I have two different flows I want to parallelize. I don’t want the “parent” of these two flows to emit upstream until both of these “child” flows have completed, no matter how much longer the slower of the two flows takes. I know I want to use the GraphDSL but, because of this requirement that both complete, I don’t think I want to use the Balance operator since it would allow one of the two flows to fall behind.
The only way I could see to do this is through the Partition operator, but only by hacking the operator. As you see below, with the function being passed to the second argument of Partition, I’m always returning 0
for the partition. And then I’m ignoring the partition and using my own counter to decide which flow to kick off:
private def createParallelFlowsToProduceMessagesToPublishTopics()(
implicit ec: ExecutionContext)
: Flow[PostProcessorContainer, PostProcessorContainer, NotUsed] = {
val graph = GraphDSL.create() { implicit builder =>
import akka.stream.scaladsl.GraphDSL.Implicits._
val numberOfBranches = 2
var counter = 0
val partition = builder.add(Partition[PostProcessorContainer](numberOfBranches, container => 0))

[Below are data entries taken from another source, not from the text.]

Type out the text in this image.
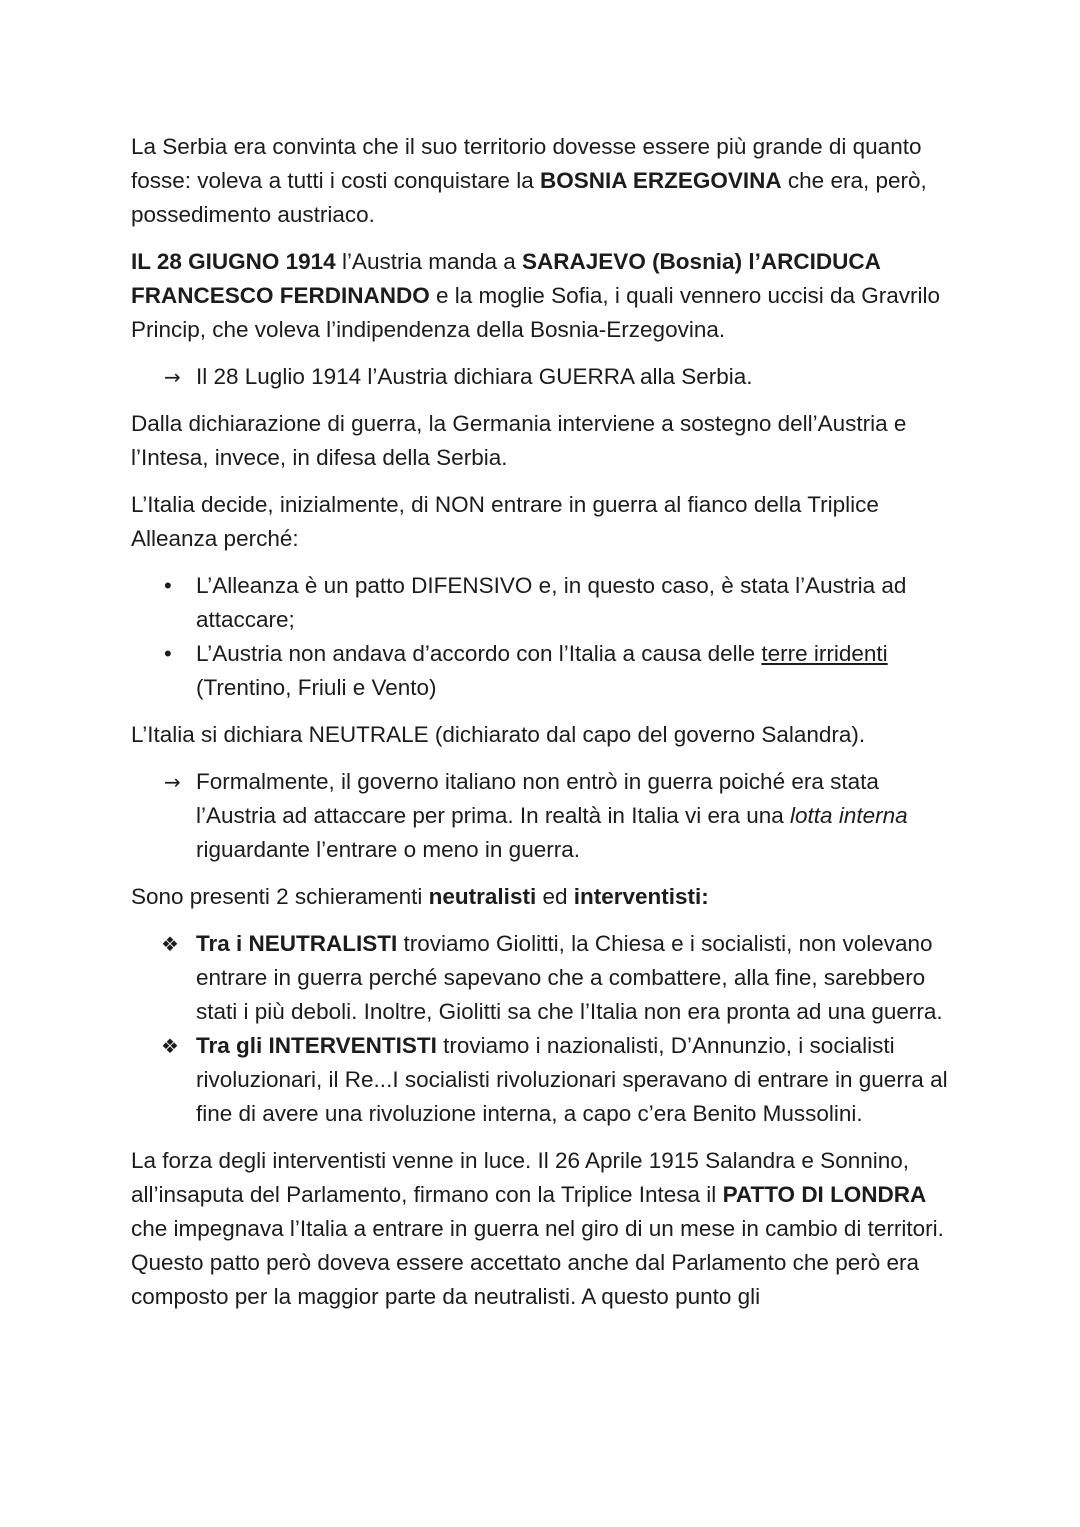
La Serbia era convinta che il suo territorio dovesse essere più grande di quanto fosse: voleva a tutti i costi conquistare la BOSNIA ERZEGOVINA che era, però, possedimento austriaco.

IL 28 GIUGNO 1914 l’Austria manda a SARAJEVO (Bosnia) l’ARCIDUCA FRANCESCO FERDINANDO e la moglie Sofia, i quali vennero uccisi da Gravrilo Princip, che voleva l’indipendenza della Bosnia-Erzegovina.

→ Il 28 Luglio 1914 l’Austria dichiara GUERRA alla Serbia.

Dalla dichiarazione di guerra, la Germania interviene a sostegno dell’Austria e l’Intesa, invece, in difesa della Serbia.

L’Italia decide, inizialmente, di NON entrare in guerra al fianco della Triplice Alleanza perché:

• L’Alleanza è un patto DIFENSIVO e, in questo caso, è stata l’Austria ad attaccare;
• L’Austria non andava d’accordo con l’Italia a causa delle terre irridenti (Trentino, Friuli e Vento)

L’Italia si dichiara NEUTRALE (dichiarato dal capo del governo Salandra).

→ Formalmente, il governo italiano non entrò in guerra poiché era stata l’Austria ad attaccare per prima. In realtà in Italia vi era una lotta interna riguardante l’entrare o meno in guerra.

Sono presenti 2 schieramenti neutralisti ed interventisti:

❖ Tra i NEUTRALISTI troviamo Giolitti, la Chiesa e i socialisti, non volevano entrare in guerra perché sapevano che a combattere, alla fine, sarebbero stati i più deboli. Inoltre, Giolitti sa che l’Italia non era pronta ad una guerra.
❖ Tra gli INTERVENTISTI troviamo i nazionalisti, D’Annunzio, i socialisti rivoluzionari, il Re...I socialisti rivoluzionari speravano di entrare in guerra al fine di avere una rivoluzione interna, a capo c’era Benito Mussolini.

La forza degli interventisti venne in luce. Il 26 Aprile 1915 Salandra e Sonnino, all’insaputa del Parlamento, firmano con la Triplice Intesa il PATTO DI LONDRA che impegnava l’Italia a entrare in guerra nel giro di un mese in cambio di territori. Questo patto però doveva essere accettato anche dal Parlamento che però era composto per la maggior parte da neutralisti. A questo punto gli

val merge = builder.add(Merge[PostProcessorContainer](numberOfBranches))
for (_ <- 1 to numberOfBranches) {
if (counter % numberOfBranches == 0) {
partition ~> createFlowToProduceMessageToPublishTopic().async ~> merge
} else {
partition ~> createFlowToProduceMessageToUnifiedPublishTopic().async ~> merge
}
counter = counter + 1
}
FlowShape(partition.in, merge.out)
}
Flow.fromGraph(graph)
}
Surely, there must be a simpler, less hacky way to accomplish this with Partition. Or it may be that my misgivings about Balance are unfounded. Or it may be that I can take advantage of one of the Predefined shapes.
What’s the canonical way to express what I’m trying to accomplish?